- Alexandra, Victoria Australia

Information
- Type: Public
- Motto: Latin: Labore et Honore (Work and Honour)
- Established: 1957
- Principal: Nigel Lyttle
- Years: 7–12
- Enrolment: 300
- Colours: Yellow and green
- Website: www.asc.vic.edu.au

= Alexandra Secondary College =

Alexandra Secondary College is a public coeducational school situated in Downey Street, Alexandra, Victoria.

Alexandra is a rural township 100 kilometres north-east of Melbourne. The school provides secondary education for students from a number of small townships/districts including Eildon, Taggerty, Thornton, Marysville, Narbethong, Buxton, Merton, Yarck and Molesworth. Many of these communities were affected by the Victorian Black Saturday bushfires in 2009. In line with demographic changes enrolment has fallen gradually to 300. It is anticipated that enrolments will stabilise at around 340. It is currently at 320 as of 2026.

==About the school==
Alexandra Secondary College strives to develop a culture of shared responsibility, personal safety and mutual respect for each other and the environment. The college aspires to challenge the staff and students by providing a curriculum which is enjoyable, challenging, stimulating and encouraging of personal and community achievement. The college values which include respect, achievement, challenge, enjoyment, responsibility and safety were developed following an extensive consultation process with the community. As of 2014 the college has moved towards developing a School Wide Positive Behaviour Support (SWPBS) program in collaboration with parents and students and this will be rolled out further in 2015.

The college curriculum provides for a common program at years 7 & 8 in each of the key learning areas of study. Year 9 and 10 students undertake core studies in English and Mathematics and elect studies from each of the other learning areas. Student electives are regulated to ensure that each student undertakes a minimum requirement in each area of study over two years. This system, which enables students to pursue additional studies in preferred learning areas, provides a sound preparation for the Victorian Certificate of Education (VCE) and/or the Victorian Certificate of Applied Learning (VCAL) . The college offers a broad range of studies at the VCE level and runs a VCAL program.

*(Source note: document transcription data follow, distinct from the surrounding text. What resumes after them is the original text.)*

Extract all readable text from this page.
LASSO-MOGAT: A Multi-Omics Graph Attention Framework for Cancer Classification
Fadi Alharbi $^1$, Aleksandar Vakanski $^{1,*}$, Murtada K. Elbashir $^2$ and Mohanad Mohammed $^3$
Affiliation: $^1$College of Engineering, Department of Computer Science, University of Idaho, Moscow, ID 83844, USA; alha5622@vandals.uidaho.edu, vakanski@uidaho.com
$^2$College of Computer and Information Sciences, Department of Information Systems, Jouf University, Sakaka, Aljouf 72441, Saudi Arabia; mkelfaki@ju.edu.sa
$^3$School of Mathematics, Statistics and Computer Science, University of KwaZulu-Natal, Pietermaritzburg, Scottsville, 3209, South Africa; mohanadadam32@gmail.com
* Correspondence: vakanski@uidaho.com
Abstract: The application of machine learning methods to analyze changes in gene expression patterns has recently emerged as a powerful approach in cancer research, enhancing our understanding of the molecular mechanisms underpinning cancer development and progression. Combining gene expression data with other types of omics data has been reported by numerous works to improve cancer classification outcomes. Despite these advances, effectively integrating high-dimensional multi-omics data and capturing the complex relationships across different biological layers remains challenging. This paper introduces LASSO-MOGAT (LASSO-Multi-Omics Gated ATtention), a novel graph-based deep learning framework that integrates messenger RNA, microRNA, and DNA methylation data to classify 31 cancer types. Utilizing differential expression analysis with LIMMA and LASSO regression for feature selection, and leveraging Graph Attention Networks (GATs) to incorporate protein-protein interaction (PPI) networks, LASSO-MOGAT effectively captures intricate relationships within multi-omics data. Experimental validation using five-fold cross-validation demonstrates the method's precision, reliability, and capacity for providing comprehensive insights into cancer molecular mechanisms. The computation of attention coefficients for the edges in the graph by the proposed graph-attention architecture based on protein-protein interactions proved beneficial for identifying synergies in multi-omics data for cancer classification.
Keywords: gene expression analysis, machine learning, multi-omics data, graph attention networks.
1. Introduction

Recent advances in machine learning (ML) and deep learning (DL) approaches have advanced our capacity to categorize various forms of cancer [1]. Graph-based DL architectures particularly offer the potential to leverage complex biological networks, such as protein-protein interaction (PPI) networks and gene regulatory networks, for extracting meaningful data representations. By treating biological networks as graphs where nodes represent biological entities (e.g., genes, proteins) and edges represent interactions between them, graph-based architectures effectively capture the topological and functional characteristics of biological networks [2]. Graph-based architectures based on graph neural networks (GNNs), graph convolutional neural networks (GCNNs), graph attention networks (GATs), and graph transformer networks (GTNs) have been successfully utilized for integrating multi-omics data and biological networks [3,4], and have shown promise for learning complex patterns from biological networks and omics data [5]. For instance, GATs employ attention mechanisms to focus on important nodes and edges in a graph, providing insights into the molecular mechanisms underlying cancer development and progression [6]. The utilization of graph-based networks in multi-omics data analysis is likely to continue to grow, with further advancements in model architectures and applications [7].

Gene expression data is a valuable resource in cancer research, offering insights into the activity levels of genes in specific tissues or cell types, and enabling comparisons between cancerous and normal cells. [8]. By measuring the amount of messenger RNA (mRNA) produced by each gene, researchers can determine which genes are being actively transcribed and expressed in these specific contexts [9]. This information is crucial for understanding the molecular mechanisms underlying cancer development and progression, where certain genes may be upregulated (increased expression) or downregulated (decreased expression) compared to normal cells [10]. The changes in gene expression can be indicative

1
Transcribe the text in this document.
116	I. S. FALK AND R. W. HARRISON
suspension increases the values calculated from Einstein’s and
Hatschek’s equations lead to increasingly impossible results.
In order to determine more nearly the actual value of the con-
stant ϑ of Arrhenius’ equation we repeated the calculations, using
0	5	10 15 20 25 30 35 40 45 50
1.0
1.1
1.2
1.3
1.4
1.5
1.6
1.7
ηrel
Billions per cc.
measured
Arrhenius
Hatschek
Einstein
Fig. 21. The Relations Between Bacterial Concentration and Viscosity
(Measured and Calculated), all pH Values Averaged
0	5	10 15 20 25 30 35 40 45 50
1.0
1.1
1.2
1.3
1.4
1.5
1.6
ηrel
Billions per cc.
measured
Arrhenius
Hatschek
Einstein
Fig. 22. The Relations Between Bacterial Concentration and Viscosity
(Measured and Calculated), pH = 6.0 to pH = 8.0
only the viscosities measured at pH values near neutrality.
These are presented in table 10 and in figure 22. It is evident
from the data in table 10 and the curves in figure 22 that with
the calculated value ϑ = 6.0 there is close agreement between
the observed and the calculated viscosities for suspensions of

Links with TAFE colleges have also been established which provide vocational courses for students. As of 2012 the college is a registered trade training centre and offers Hospitality, Construction and Automotive as part of its extensive VET program.

The school has undergone great changes as a new science centre has been constructed and plans for a complete rebuild of the school are in the early stages. A recent visit by the State Minister for Education, Martin Dixon continued this effort with the announcement of $870,000 of government funding to assist in the refurbishment of some of the college's learning spaces.

Students at the college have been engaged in a number of projects with external partners. Since 2008, six female students have participated in a 10-day outdoor education experience run by the Alice Sloan Trust as part of a program to make outdoor education opportunities open to all students, and to develop leadership skills, this program continues alongside other opportunities that include, but are not limited to national adventure race team that competes annually in the Outdoor Education Groups Snowgum Hillary Challenge as well as student involvement in the statewide Leadership development program offered by the DEECD Alpine school program.

Students also participate in a project with the National Museum of Australia in evaluating the water quality of local water sources.

==History==
Alexandra Secondary College opened its doors in 1957 as Alexandra High School. In 2007 the school celebrated its 50th anniversary with past-student reunions and events.